Le fossé entre bénéfices individuels et valeur organisationnelle est l'enjeu central de cette étude. Si 75 % des travailleurs se disent plus productifs à titre personnel, seulement 13 % estiment que leur entreprise en profite réellement. Ce découplage s'explique par une dérive documentée par les chercheurs sous le terme de « botshitting » : 69 % des utilisateurs admettent livrer du travail généré par l'IA sans l'avoir relu, sans le comprendre entièrement, et sans être capables de le défendre si on les interrogeait. 41 % soumettent des résultats IA en production qu'ils sont incapables d'expliquer à leurs collègues ou supérieurs, générant ainsi de la charge cognitive chez les autres. 28 % vont jusqu'à attribuer leurs propres erreurs à l'IA qu'ils ont utilisée.

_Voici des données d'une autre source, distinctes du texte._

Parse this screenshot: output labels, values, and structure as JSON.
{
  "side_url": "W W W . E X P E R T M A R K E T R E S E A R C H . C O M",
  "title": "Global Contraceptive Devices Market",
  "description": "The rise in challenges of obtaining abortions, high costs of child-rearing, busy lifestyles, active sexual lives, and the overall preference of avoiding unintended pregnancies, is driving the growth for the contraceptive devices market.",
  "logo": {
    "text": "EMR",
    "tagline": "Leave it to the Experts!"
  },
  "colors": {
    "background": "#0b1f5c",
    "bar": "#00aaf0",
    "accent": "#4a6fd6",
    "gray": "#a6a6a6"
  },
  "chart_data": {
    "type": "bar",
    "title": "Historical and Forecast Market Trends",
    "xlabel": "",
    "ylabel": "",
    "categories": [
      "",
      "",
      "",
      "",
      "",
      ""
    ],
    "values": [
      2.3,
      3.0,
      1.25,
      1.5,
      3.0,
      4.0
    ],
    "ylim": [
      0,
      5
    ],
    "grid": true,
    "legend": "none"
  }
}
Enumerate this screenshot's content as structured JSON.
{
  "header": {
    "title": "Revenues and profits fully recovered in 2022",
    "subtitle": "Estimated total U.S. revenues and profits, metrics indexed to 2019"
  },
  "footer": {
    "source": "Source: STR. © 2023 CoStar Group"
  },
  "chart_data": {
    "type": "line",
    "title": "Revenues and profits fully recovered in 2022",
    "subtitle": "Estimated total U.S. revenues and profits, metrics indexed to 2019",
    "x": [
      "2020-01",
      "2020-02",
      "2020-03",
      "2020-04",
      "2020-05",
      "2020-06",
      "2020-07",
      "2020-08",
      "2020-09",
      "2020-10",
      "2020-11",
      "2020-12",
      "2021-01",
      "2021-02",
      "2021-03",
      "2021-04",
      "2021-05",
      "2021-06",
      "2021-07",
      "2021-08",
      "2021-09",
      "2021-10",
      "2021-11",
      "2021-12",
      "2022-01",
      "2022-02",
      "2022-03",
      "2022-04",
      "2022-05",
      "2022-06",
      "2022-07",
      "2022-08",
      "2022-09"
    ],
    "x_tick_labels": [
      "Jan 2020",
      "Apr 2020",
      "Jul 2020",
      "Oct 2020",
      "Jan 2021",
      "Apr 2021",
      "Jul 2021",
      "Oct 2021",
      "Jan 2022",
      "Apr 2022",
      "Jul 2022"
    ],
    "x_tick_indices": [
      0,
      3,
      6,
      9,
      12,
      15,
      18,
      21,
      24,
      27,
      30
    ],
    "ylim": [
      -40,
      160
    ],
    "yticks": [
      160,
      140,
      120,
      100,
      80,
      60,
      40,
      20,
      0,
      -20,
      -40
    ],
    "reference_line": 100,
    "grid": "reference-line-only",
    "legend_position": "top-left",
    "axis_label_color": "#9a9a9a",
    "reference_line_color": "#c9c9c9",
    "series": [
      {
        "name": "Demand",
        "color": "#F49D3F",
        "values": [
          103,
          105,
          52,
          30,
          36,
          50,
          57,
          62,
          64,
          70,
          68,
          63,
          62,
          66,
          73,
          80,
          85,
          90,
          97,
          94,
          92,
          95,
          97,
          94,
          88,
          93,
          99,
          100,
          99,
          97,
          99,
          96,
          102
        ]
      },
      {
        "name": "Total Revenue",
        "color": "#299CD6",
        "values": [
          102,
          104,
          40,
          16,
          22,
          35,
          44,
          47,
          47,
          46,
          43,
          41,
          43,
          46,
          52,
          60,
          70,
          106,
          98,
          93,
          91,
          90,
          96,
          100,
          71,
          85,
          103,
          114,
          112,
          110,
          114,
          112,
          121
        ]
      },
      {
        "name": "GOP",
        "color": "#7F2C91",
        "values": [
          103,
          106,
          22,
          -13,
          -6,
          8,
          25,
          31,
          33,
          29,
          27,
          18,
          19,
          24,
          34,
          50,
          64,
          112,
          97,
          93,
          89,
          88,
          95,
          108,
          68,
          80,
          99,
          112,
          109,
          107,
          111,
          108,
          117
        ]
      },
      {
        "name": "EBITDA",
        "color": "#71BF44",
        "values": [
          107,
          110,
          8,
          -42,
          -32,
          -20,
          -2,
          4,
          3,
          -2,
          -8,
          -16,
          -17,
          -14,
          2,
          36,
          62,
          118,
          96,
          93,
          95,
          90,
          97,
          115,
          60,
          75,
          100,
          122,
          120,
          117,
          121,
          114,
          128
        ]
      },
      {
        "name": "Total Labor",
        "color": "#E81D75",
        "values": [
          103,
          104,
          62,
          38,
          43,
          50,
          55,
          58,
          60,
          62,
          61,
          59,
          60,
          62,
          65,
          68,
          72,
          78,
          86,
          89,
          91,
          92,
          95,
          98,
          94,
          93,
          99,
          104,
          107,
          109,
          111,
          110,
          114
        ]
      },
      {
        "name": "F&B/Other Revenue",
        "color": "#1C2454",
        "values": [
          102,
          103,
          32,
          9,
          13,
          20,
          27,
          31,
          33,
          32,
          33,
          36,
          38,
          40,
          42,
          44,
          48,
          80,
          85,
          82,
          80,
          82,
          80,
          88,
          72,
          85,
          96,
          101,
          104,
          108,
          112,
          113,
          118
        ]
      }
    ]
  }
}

Ces chiffres révèlent une transformation profonde des rapports au travail et à la compétence. 48 % des professionnels interrogés se tournent vers l'IA avant même de tenter de résoudre un problème par eux-mêmes, et 52 % trouvent plus facile de collaborer avec un bot qu'avec un collègue humain. 61 % estiment que l'IA les aide davantage que leur propre responsable hiérarchique. Le Work AI Institute pointe une incapacité structurelle des organisations à transformer ces gains individuels en valeur collective : les entreprises n'ont ni budgété, ni supervisé, ni même reconnu le temps invisible consacré à encadrer les IA. À mesure que la dépendance aux outils s'intensifie et que la vérification humaine s'érode, le risque n'est plus seulement une perte d'efficacité, c'est une dégradation silencieuse de la qualité et de la responsabilité professionnelle à l'échelle des organisations.

Impact France/UE

Les organisations françaises et européennes font face au même risque structurel : sans gouvernance de l'IA, les gains individuels de productivité ne se convertissent pas en valeur collective et la qualité du travail se dégrade silencieusement.

💬 L'analyse de Mathieu

11 heures économisées par semaine sur le papier, 6,4 parties à vérifier et corriger ce que l'IA a sorti : le gain réel, c'est moins de 5 heures. La vraie leçon de cette étude, c'est que les organisations ont déployé des outils IA sans jamais budgéter le coût invisible de les surveiller, et le résultat c'est une dégradation silencieuse de la qualité que personne ne voit parce que personne n'en est formellement responsable. C'est ça, le vrai risque.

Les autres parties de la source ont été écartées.